WikiLeaks claimed that the released material helps “forensic investigators attribute previous hacking attacks and viruses to the CIA. Marble was in use at the CIA during 2016."

WikiLeaks implied that the tools could have been used to run false flag hacking operations.

The CIA would not authenticate the trove, but a spokesperson said that "the American public should be deeply troubled by any WikiLeaks disclosure designed to damage the intelligence community's ability to protect America against terrorists and other adversaries. Such disclosures not only jeopardize U.S. personnel and operations, but also equip our adversaries with tools and information to do us harm."

Jay Healey, senior research scholar at Columbia's School of International and Public Affairs and former government cybersecurity specialist told FCW that "the instinct of many threat researchers will be to shrug this off. It is normal spy tradecraft to be able to throw mild suspicion to hide one's own tracks."

But Healey added that those who mistrust the government might be inclined to see this as evidence the CIA could behind cyber incidents attributed to others.

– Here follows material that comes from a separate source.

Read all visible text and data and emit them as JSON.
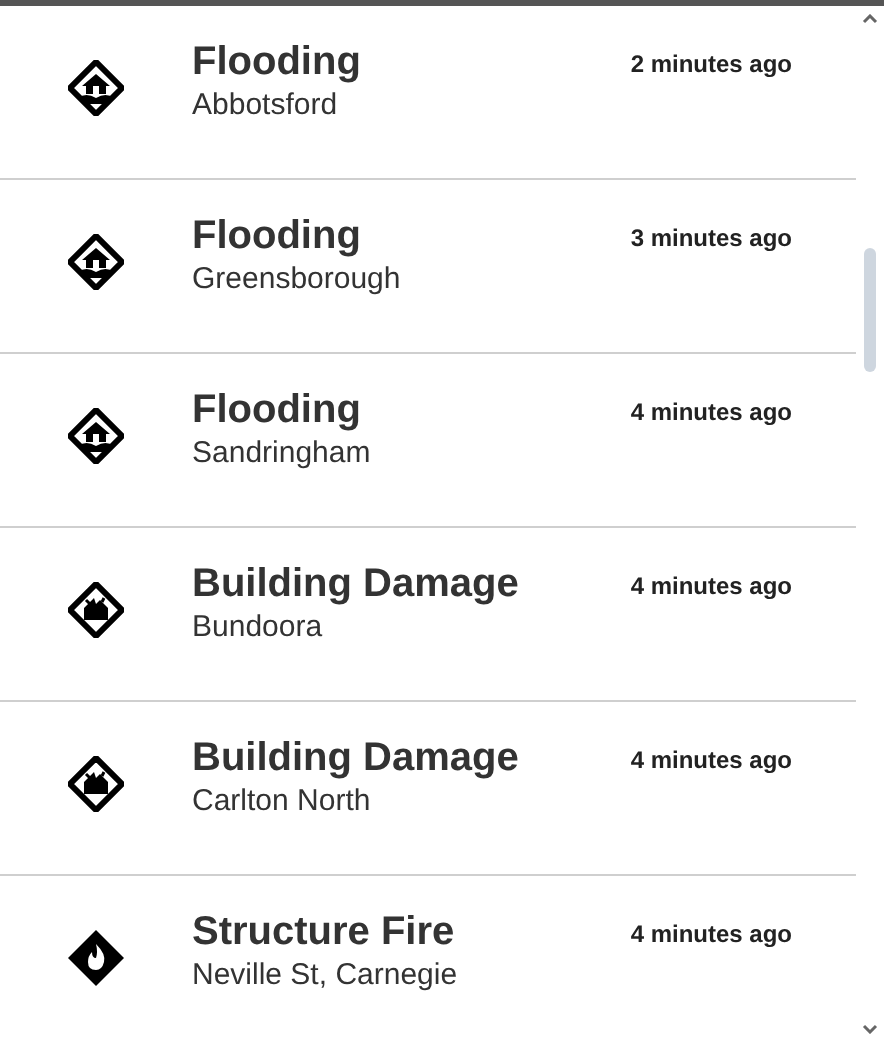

"The truth, I suspect (or hope) is closer to the first. Any significant operation to blame another country, say for sabotage, would require a covert action including a finding from the president and informing Congress," he added. "That seems unlikely except in very, very limited circumstances."

Though, Healey said that either way, there could be significant ramifications if WikiLeaks releases the basic tool that allows others to better obfuscate.

"That doesn't hurt CIA's operations, but makes defense and attribution that much harder," he said. "It could be critical if it does in fact allow analysts to un-do CIA's obfuscation on code and confirm which are CIA operations and which are not," Healey added.

As WikiLeaks continues to trickle out chapters in its Vault 7 series, which it claims far exceeds the volume of documents in the Edward Snowden leaks, the question remains who exfiltrated the data from the CIA.

WikiLeaks indicated in its initial dump that the information came from a former government hacker or contractor, and many experts suspect the latter.

Former CIA chief information security officer Robert Bigman said last month on the program Government Matters that he believes the data theft was a consequence of the creation of the CIA's new digital directorate.

"I think this organization inside the CIA grew too fast too quickly and had too many opportunities to take advantage of and lots of tasks from the administration to work on that they didn't mind the store as well as they frankly should have," Bigman said.

"The agency knows how to do compartmentation and security -- we've been doing it for a long time," he added. "They have to go back and reapply those rules that we once learned in the [human intelligence] business to the computers operations business."

Healey said that Bigman's analysis makes sense if in fact the CIA tools were leaked by an insider and not stolen. He said it's particularly concerning given Snowden's previous theft of National Security Agency documents.

"I'd have thought the controls at CIA would have been improved enough to keep this from happening," Healey said. "If it is inevitable, why is it only happening to U.S. intelligence?"

The CIA spokesperson made a similar point, saying that "dictators and terrorists have no better friend in the world than Julian Assange, as theirs is the only privacy he protects."